Now in her final year, Dan looks back on her experiences of the University of Aberdeen as being crucial in preparing her for a professional career in business.

 “I have come very far since I arrived in Aberdeen, particularly in terms of my language skills,” she said. 

 “When I first arrived I got involved in so many societies at the University so that I could talk to people and improve my spoken English. 

 “This gave me a lot of confidence, so in my second year I became a student ambassador.  I was very busy, but I had a lot of fun leading campus tours and getting involved in other activities.

 “Overall my experience of Aberdeen University has been very positive. It is an amazing place and I have achieved everything I set out to do here.  It is a very international university and there are a lot of Chinese students here now, which I’m glad to see.” 

Sarah Smith

Sarah Smith graduated from the University of Aberdeen in 1999, with an MA in Management Studies. She now works as a Talent Manager for Aberdeen Asset Management and maintains close links with the University through her role as a visiting lecturer on the Business School’s Management Consultancy MSc and MBA programmes.

Sarah Smith“When I came to the University I initially studied Countryside and Environmental Management, however I soon discovered that I enjoyed the management element the most, and that is why I transferred to Management Studies.

“During the course I found that presenting and public speaking felt more natural to me, and I was fortunate that my degree allowed me to nurture that.  The practical element of my course proved vital for me as we didn’t have a placement year, and I worked in an office over the holidays to gain work experience and apply the practical skills I had learned during term time.”

Since graduating Sarah has spent the majority of her career with Aberdeen Asset Management, working in many areas of the business, from Operations to Human Resources.  Through her job she has also kept in close contact with the University.

“Working at Aberdeen Asset Management has also allowed me to give a lot back to the University.  Before becoming a Talent Manager I held a position as a Graduate Recruitment and Programme Manager, and through this I was able to connect with students directly which was very rewarding.
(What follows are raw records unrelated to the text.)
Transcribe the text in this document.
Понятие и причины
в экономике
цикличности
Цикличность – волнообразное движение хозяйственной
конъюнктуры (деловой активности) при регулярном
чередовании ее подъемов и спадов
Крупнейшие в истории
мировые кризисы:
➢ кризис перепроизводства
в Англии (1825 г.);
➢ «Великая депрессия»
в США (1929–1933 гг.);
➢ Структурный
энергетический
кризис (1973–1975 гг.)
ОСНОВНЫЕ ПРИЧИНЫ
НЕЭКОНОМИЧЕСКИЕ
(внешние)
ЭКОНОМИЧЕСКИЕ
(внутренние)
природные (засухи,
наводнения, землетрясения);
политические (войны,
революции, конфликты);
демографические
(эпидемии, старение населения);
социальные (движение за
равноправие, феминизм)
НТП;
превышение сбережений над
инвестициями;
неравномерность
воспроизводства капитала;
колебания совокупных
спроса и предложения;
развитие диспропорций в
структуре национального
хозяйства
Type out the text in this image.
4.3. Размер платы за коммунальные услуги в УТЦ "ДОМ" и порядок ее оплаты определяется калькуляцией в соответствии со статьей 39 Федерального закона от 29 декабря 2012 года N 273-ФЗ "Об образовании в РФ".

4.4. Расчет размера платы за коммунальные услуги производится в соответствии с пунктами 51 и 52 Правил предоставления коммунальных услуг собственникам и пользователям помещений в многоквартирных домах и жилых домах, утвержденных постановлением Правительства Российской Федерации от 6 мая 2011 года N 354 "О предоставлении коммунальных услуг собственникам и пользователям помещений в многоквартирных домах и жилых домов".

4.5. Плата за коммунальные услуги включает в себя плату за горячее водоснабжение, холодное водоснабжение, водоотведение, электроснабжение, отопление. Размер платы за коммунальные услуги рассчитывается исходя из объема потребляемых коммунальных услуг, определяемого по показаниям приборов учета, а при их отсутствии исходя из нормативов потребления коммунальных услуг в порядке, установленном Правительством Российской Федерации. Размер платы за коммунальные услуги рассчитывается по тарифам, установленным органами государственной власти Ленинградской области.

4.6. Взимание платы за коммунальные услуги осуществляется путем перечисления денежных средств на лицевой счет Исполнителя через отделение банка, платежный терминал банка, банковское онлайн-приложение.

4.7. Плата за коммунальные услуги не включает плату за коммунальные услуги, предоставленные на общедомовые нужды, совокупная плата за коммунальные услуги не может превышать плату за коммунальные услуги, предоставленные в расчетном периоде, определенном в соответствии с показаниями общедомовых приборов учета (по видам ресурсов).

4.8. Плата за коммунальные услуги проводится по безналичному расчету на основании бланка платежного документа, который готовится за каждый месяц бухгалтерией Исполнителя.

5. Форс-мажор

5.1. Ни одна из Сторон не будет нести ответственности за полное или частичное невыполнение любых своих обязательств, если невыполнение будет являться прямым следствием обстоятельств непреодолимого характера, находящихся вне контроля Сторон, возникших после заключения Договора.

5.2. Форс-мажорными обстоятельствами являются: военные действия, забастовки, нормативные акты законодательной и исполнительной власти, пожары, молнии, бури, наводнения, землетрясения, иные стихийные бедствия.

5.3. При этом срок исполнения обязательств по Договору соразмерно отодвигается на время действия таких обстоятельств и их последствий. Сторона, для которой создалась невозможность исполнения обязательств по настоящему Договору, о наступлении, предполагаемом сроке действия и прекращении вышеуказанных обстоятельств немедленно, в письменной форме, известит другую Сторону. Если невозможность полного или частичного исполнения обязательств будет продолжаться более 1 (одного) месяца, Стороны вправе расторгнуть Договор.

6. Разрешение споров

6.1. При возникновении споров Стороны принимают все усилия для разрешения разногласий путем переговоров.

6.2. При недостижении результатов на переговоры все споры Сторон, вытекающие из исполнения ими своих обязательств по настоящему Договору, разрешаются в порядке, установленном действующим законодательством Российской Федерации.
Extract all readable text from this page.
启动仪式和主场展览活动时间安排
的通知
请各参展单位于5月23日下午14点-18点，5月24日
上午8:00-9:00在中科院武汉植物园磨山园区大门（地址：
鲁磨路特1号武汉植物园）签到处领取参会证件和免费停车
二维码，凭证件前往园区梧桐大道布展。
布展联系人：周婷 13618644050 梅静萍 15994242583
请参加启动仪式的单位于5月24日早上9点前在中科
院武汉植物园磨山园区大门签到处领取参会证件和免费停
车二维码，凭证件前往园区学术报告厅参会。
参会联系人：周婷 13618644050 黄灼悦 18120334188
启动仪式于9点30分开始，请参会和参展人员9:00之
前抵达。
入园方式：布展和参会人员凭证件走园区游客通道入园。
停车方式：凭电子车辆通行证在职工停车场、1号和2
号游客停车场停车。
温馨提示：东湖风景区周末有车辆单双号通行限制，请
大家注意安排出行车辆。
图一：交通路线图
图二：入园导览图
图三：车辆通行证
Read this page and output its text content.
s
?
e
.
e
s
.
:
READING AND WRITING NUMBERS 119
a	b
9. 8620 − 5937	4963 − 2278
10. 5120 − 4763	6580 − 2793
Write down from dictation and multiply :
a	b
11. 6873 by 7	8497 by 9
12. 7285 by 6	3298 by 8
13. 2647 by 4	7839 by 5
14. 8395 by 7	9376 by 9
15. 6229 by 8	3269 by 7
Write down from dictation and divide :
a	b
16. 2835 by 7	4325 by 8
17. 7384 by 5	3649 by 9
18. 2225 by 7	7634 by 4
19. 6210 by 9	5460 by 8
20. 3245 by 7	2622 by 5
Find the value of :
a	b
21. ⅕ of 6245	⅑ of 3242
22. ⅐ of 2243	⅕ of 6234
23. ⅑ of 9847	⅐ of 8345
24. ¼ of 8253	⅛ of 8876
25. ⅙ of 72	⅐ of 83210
“Since 2012 I have been a visiting lecturer on the Management Consultancy MSc and MBA programmes, and this has allowed me to pass on what I have learned to students working towards a career in business. 

“Through our links with the University I have also been able to organise work placements for several students, and I was also lucky enough to be asked to contribute to the course textbook, which was something I really enjoyed! “

As part of her role Sarah has qualified as a Professional Certified Coach (ACC), and she uses these skills to offer mentoring at The Aspire Foundation, which is running a campaign - ‘Making a Difference to 1 Billion women by 2020’ - that aims to inspire and empower women working in charities and social enterprises around the world.

She also holds a volunteer Directorship at Aberdeen Cyrenians, a charity that offers a variety of services to ease homelessness in Aberdeen. 

“Looking back at the feedback I received from my lecturers and tutors at University, it’s no surprise that I enjoy working with people and I am lucky to have a job that allows me to do that, and to give something back to the community and the students I work with,” she said.

“The main piece of advice I would give to current students is to build up as much relevant work and personal experience as possible before you graduate.  I can’t stress enough the importance of using your time wisely.  It’s a competitive jobs market out there, and today’s graduates have to stand out from the crowd. So the sooner you start building up your CV the better it will be for your career prospects.”